The Saskatchewan project is the signature investment of the government's budget effort to reduce greenhouse gas emissions blamed for climate change. The project would be the largest carbon capture and storage project in Canada, with a price tag of $3.8-billion for the 450-megawatt power plant. Power companies in Alberta and Nova Scotia, which rely heavily on coal, will be watching it closely.
The federal-provincial project - as well as financing for a proposed carbon pipeline in Alberta - signals mainstream support for carbon sequestration, a technology that until recently was relegated to the fringes of the climate change debate.
However, the technology still requires enormous upfront spending to capture the carbon dioxide emissions from industrial sources like power plants and oil sands upgraders, and government advisory panels have warned it is unlikely to be widely adopted until companies face stiff emission targets.
Ottawa is also encouraging the auto industry to invest in emissions-reducing technology by providing $250-million over five years to support research and development, and maintain Canadian jobs in the sector.
And it will spend $66-million over the next two years to develop the regulatory framework that will underpin a carbon emissions trading market in Canada. Finance Canada officials said the regulations will require companies to certify their carbon emissions and will validate emissions-reduction projects known as offsets that can be purchased by companies who can't otherwise meet their targets.
The Harper government has clearly identified carbon capture and storage as a key plank in a climate change effort that opposition parties and environmentalists have criticized as too lax.
"Carbon capture and storage presents an opportunity for Canada to develop world-leading technology that can significantly reduce greenhouse gas emissions," the government said in its budget document.
SaskPower, the provincially owned utility, has for years been considering constructing such a clean-coal power plant close to the oil fields of southern Saskatchewan, where the captured carbon dioxide can be used to enhance crude production.
Last summer, the utility announced it would proceed with several other projects to meet growing demand. It shelved the coal project because the estimated construction costs for the clean-coal plant had escalated too rapidly.
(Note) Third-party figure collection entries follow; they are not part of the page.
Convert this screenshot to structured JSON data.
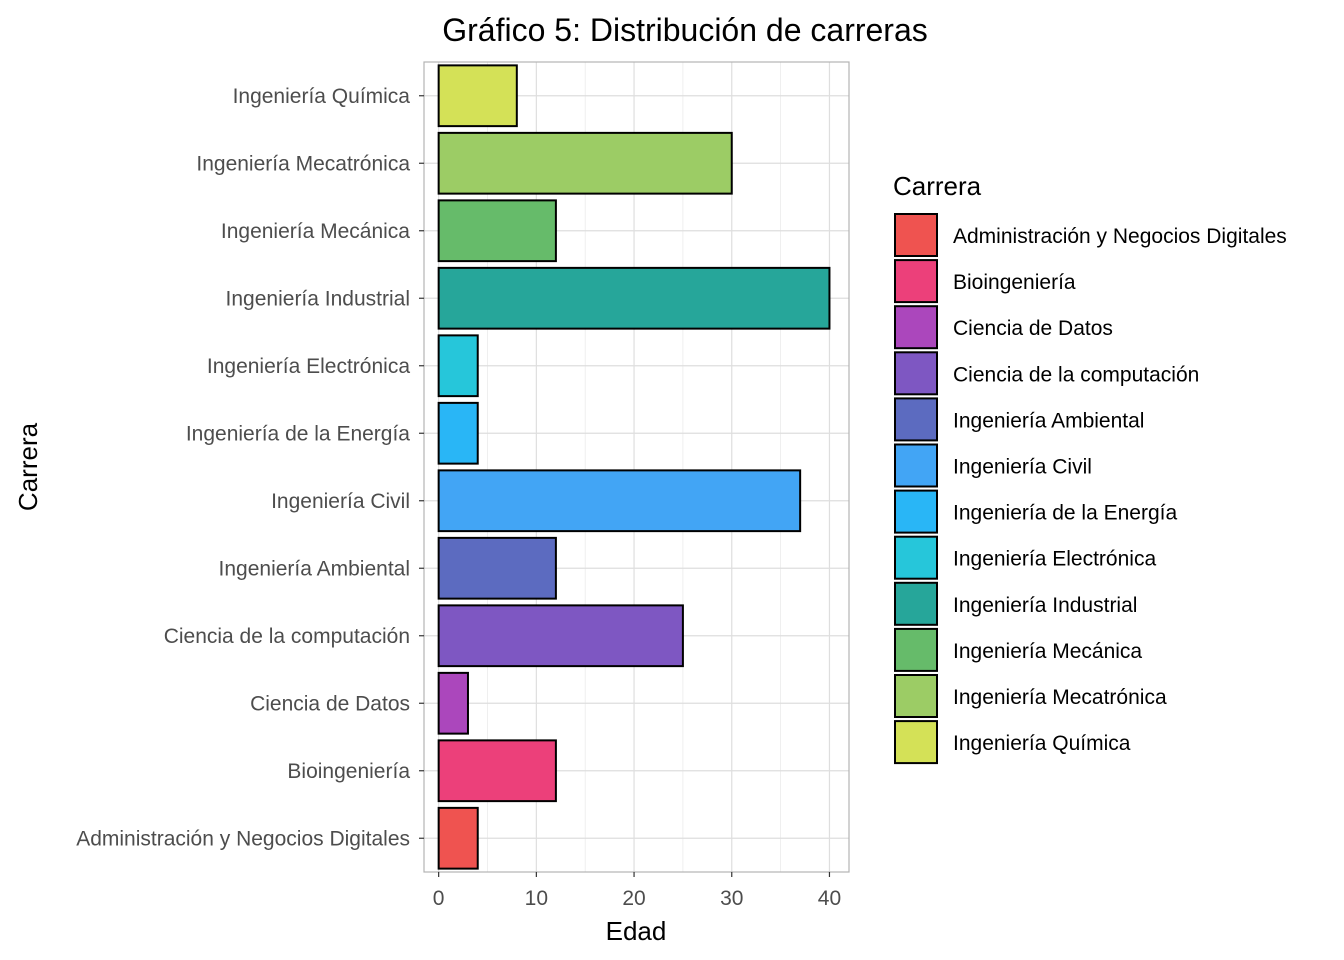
{
  "chart_data": {
    "type": "bar",
    "orientation": "horizontal",
    "title": "Gráfico 5: Distribución de carreras",
    "xlabel": "Edad",
    "ylabel": "Carrera",
    "xlim": [
      -1.5,
      42
    ],
    "x_ticks": [
      0,
      10,
      20,
      30,
      40
    ],
    "grid": true,
    "legend_title": "Carrera",
    "legend_position": "right",
    "categories": [
      "Administración y Negocios Digitales",
      "Bioingeniería",
      "Ciencia de Datos",
      "Ciencia de la computación",
      "Ingeniería Ambiental",
      "Ingeniería Civil",
      "Ingeniería de la Energía",
      "Ingeniería Electrónica",
      "Ingeniería Industrial",
      "Ingeniería Mecánica",
      "Ingeniería Mecatrónica",
      "Ingeniería Química"
    ],
    "values": [
      4,
      12,
      3,
      25,
      12,
      37,
      4,
      4,
      40,
      12,
      30,
      8
    ],
    "colors": [
      "#EF5350",
      "#EC407A",
      "#AB47BC",
      "#7E57C2",
      "#5C6BC0",
      "#42A5F5",
      "#29B6F6",
      "#26C6DA",
      "#26A69A",
      "#66BB6A",
      "#9CCC65",
      "#D4E157"
    ]
  }
}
Since then, Saskatchewan has elected a new small-c conservative government that has improved relations with Ottawa after its battles with the previous NDP government.
In his budget, Finance Minister Jim Flaherty said the province is expected to match the federal funding for the coal project, which would be a commercial-scale demonstration project. SaskPower would be responsible for financing the balance of the cost.
Mr. Flaherty also announced new tax incentives for the oil and power sectors in Alberta to build a carbon capture and storage pipeline that could collect carbon dioxide at oil sands plants and power stations, and then deliver it to oil fields for enhanced recovery projects.
Environmentalist Aaron Freeman said the Flaherty budget contained some positive "green" measures, including a commitment to spend $500-million over two years on public transit and a clean-water initiative.
"But over all, we are not seeing in this budget that kind of priority that Canadians are placing on the environment," said Mr. Freeman, of Environmental Defence. He criticized the climate change effort as "very, very modest."